La didattica a distanza ai tempi del Coronavirus

 

Potrebbe sembrare il titolo di un best seller dagli echi colombiani, in riferimento al manoscritto di Gabriel Garcia Marquez, premio nobel per la letteratura con il suo “El amor en los tiempos del cólera”. In realtà è quanto messo in campo dal nostro Istituto che, nel rispetto delle direttive scolastiche ministeriali, ed in un clima di emergenza quale quello attuale, intende vincere un’unica grande sfida: quella di garantire il diritto all’istruzione in un momento in cui i banchi scolastici devono essere necessariamente vuoti, facendo attenzione in modo particolare al fatto che il messaggio arrivi a tutti e senza escludere nessuno.

Portare avanti dunque, nei limiti del possibile, le diverse programmazioni disciplinari e consentire agli studenti di mantenere un rapporto continuo e soprattutto interattivo con  i docenti e i compagni, è la mission della Don Salvatore Vitale in un momento storico dove, necessariamente, le distanza fisiche devono essere rispettate, per salvare il Paese direttamente da casa.

Per questo motivo scendono in campo gli ausili della tecnologia, il cui utilizzo è stato sempre etichettato da molti, in modo errato, come fonte di un isolamento personale, ma che ora invece permette di creare e ricreare, nei limiti del possibile, un sereno clima d’aula anche tra le mura domestiche.

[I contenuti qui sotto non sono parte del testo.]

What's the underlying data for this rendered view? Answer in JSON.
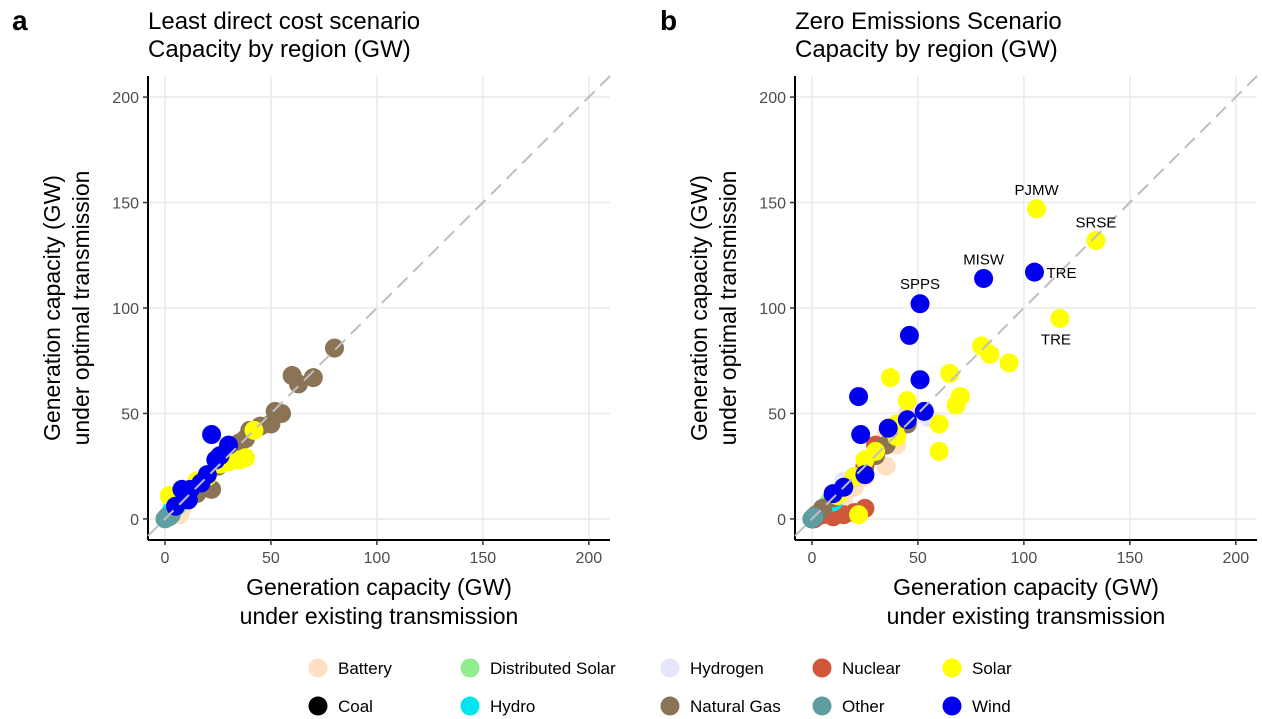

Varie le opportunità messe a disposizione del team dei docenti del nostro Istituto, che hanno confermato la loro voglia di essere educatori e non solo docenti, e si sono generosamente cimentati in ambienti virtuali molto innovativi, disposti a scalare con successo le impervie montagne della tecnologia pur non avendo sempre maturato già in precedenza competenze adeguate ad un confronto con i nativi digitali che, in questa fase, può diventare anche molto impegnativo.

Occorre ricordare come la nostra scuola, in questo ambito, sia già fortemente operativa nell’utilizzo delle potenzialità della piattaforma “ClasseViva”, già nota alle famiglie attraverso l’uso quotidiano del registro elettronico. Tale utilizzo ha già assunto un ruolo fondamentale nella comunicazione bidirezionale tra gli studenti e le famiglie, nel rispetto normativo della sicurezza e della riservatezza nei trattamenti dei dati personali, e con l’intento di creare un’interazione proattiva con i ragazzi attraverso la nuova piattaforma delle “Aule Virtuali”, che vedrà sempre più ragazzi e famiglie protagonisti del meccanismo di apprendimento e non più semplici fruitori dello stesso.

Tra gli ulteriori strumenti adottati o in via di adozione, nel rispetto anche delle competenze già specifiche dei singoli docenti e delle modalità di interazione spesso già avviate con i rispettivi alunni, si citano la piattaforma Google Suite for Education, suggerita dal Ministero dell’Istruzione, con le sue applicazioni Classroom e Meet che possono essere integrate a diversi quiz strutturati sempre on line, come Quizizz o Kahoot, o le principali alternative Edmodo, Weschool, Microsoft Teams.

Nel rispetto della massima machiavelliana per cui “il fine giustifica i mezzi”, ogni Consiglio di Classe sta dunque organizzando quotidianamente una didattica a distanza per i propri allievi, con un viaggio virtuale in quelle piattaforme che sono più vicine alle singole attitudini, ma con l’unico obiettivo di creare un ambiente di lavoro in progress con cui far crescere gli studenti, pur in un momento così delicato di chiusura come questo legato all’emergenza Coronavirus.  

Grande la solidarietà digitale dimostrata dalle famiglie, cui è richiesta una sfida non meno importante: motivare i propri figli e condividere con loro un utilizzo serio e consapevole di questi strumenti digitali che, una volta ritornati a scuola, dovranno finalmente assumere quel ruolo di didattica laboratoriale e per competenze, maggiormente integrata e sempre più in grado di sostituire la classica didattica frontale, che è sin qui stata un obiettivo del Piano Nazionale Scuola Digitale considerato spesso poco più di una sperimentazione.

A giorni partirà la distribuzione in comodato d'uso ad alcune famiglie con maggiori difficoltà di alcuni notebook in dotazione all'Istituto, nell'attesa che arrivi la fornitura intanto acquisita con i finanziamenti di cui al decreto legge 18 del 17 marzo 2020; intanto si evidenzia anche il bando regionale 198 del 17 aprile, con cui si offre la possibilità ai nuclei familiari con ragazzi fino a 15 anni di fruire di un bonus fino a 500€ per l'acquisizione di propri dispositivi digitali per la didattica a distanza (domande tra il 27 aprile ed il 7 maggio).